We cannot buy our security, our freedom from the threat of the [bomb] (or imprisonment for daring to pray for and defend our fellow brothers and sisters in the womb) by committing an immorality so great as saying to a billion human beings now enslaved behind the Iron Curtain,(or in the womb) “Give up your dreams of freedom because to save our own skins, we’re willing to make a deal with your slave masters.”
Alexander Hamilton said, “A nation which can prefer disgrace to danger is prepared for a master, and deserves one.”
Now let’s set the record straight. There’s no argument over the choice between peace and war, but there’s only one guaranteed way you can have peace – and you can have it in the next second – surrender.
Admittedly, there’s a risk in any course we follow other than this, but every lesson of history tells us that the greater risk lies in appeasement, and this is the specter our well-meaning liberal friends refuse to face, that their policy of accommodation is appeasement, and it gives no choice between peace and war, only between fight or surrender. If we continue to accommodate, continue to back and retreat, eventually we have to face the final demand, the ultimatum.
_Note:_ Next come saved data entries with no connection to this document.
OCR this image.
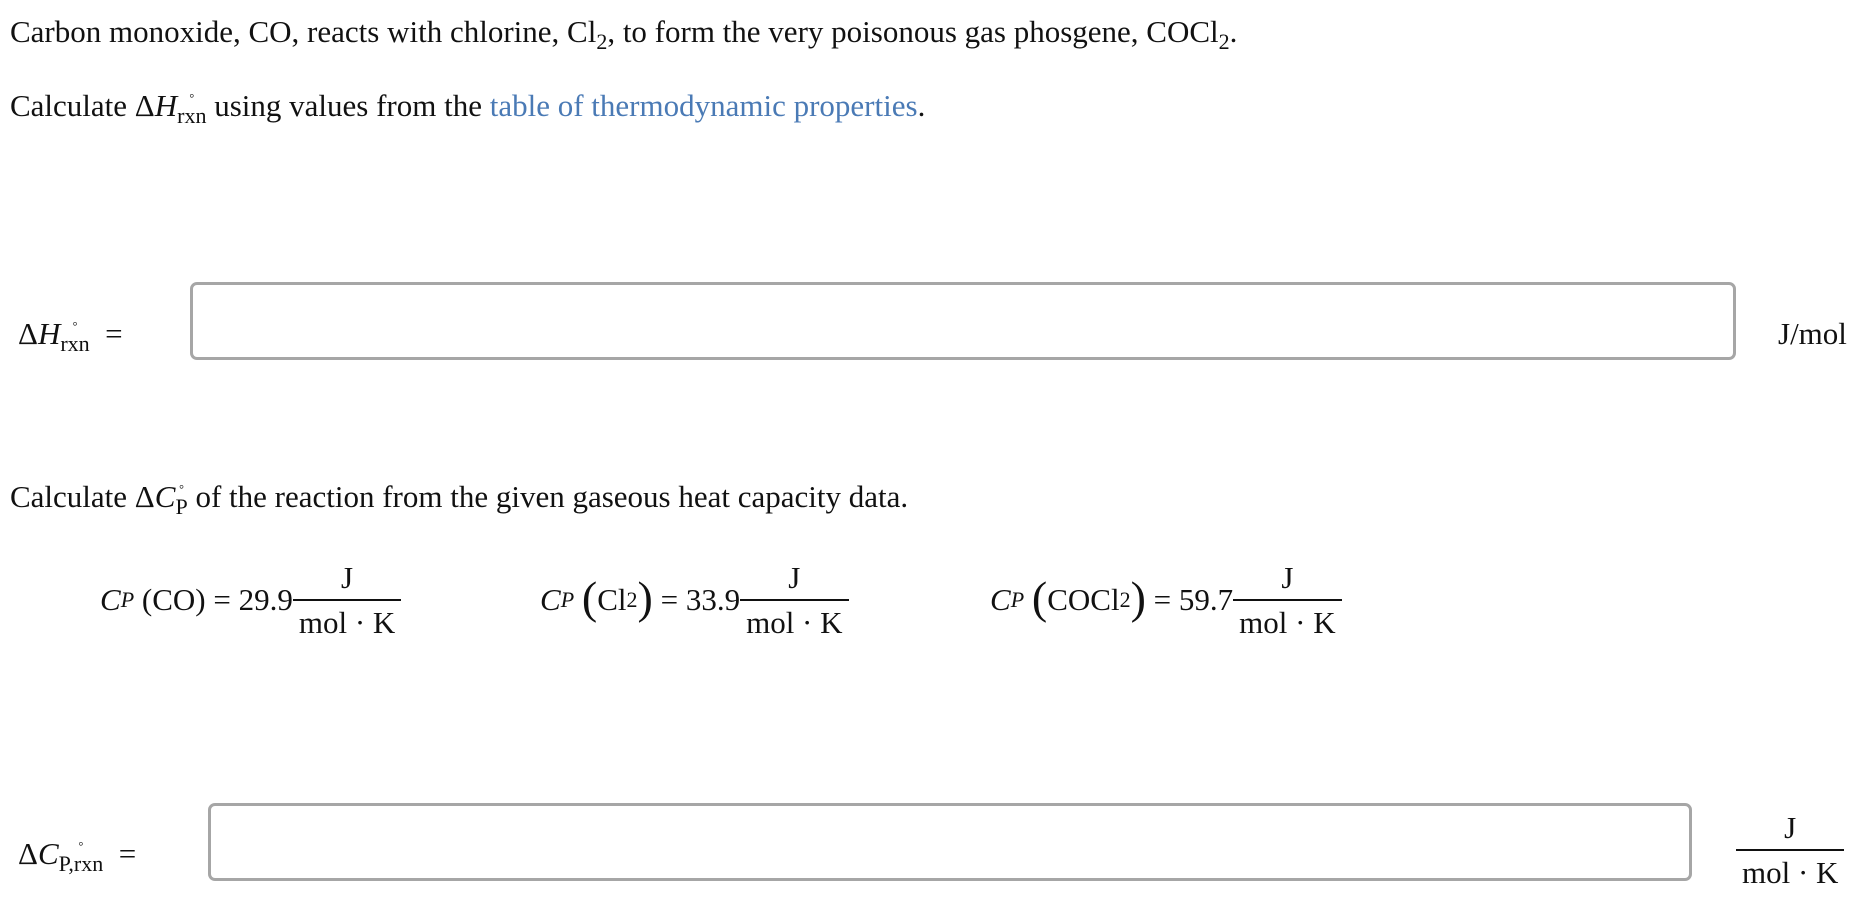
Carbon monoxide, CO, reacts with chlorine, $Cl_2$, to form the very poisonous gas phosgene, COCl$_2$.
Calculate ΔH $_{^\circ rxn}$ using values from the table of thermodynamic properties.
ΔH $_{^\circ rxn}$ =	J/mol
Calculate ΔC $_{^\circ P}$ of the reaction from the given gaseous heat capacity data.
C P
(CO)
=
$29.9 \frac{J}{\text{mol · K}}$	C P
( Cl 2 )
=
$33.9 \frac{J}{\text{mol · K}}$	C P
( COCl 2 )
=
$59.7 \frac{J}{\text{mol · K}}$
ΔC $_{^\circ P,rxn}$ =	$\frac{J}{\text{mol · K}}$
And what then?
Someday when the time comes to deliver the final ultimatum, our surrender will be voluntary, because by that time we will have been weakened from within spiritually, morally, and economically. [He] believes this because from our side [he’s] heard voices pleading for “peace at any price” or as one commentator put it, he’d rather “live on his knees than die on his feet.” And therein lies the road to war, because those voices don’t speak for the rest of us.
You and I know and do not believe that life is so dear and peace so sweet as to be purchased at the price of chains and slavery. If nothing in life is worth dying for, when did this begin – just in the face of this enemy? Or should Moses have told the children of Israel to live in slavery under the pharaohs? Should Christ have refused the cross? Should the patriots at Concord Bridge have thrown down their guns and refused to fire the shot heard ’round the world?
The martyrs of history were not fools, and our honored dead who gave their lives to stop the advance of the Nazis didn’t die in vain. Where, then, is the road to peace? Well it’s a simple answer after all.
You and I have the courage to say to our enemies, “There is a price we will not pay.” “There is a point beyond which they must not advance.
” Winston Churchill said, “The destiny of man is not measured by material computations. When great forces are on the move in the world, we learn we’re spirits – not animals.” And he said, “There’s something going on in time and space, and beyond time and space, which, whether we like it or not, spells duty.”
You and I have a rendezvous with destiny.
We’ll preserve for our children this, the last best hope of man on earth, or we’ll sentence them to take the last step into a thousand years of darkness.
He (our Lord) has faith that you and I have the ability and the dignity and the right to make our own decisions and determine our own destiny. Thank you very much.”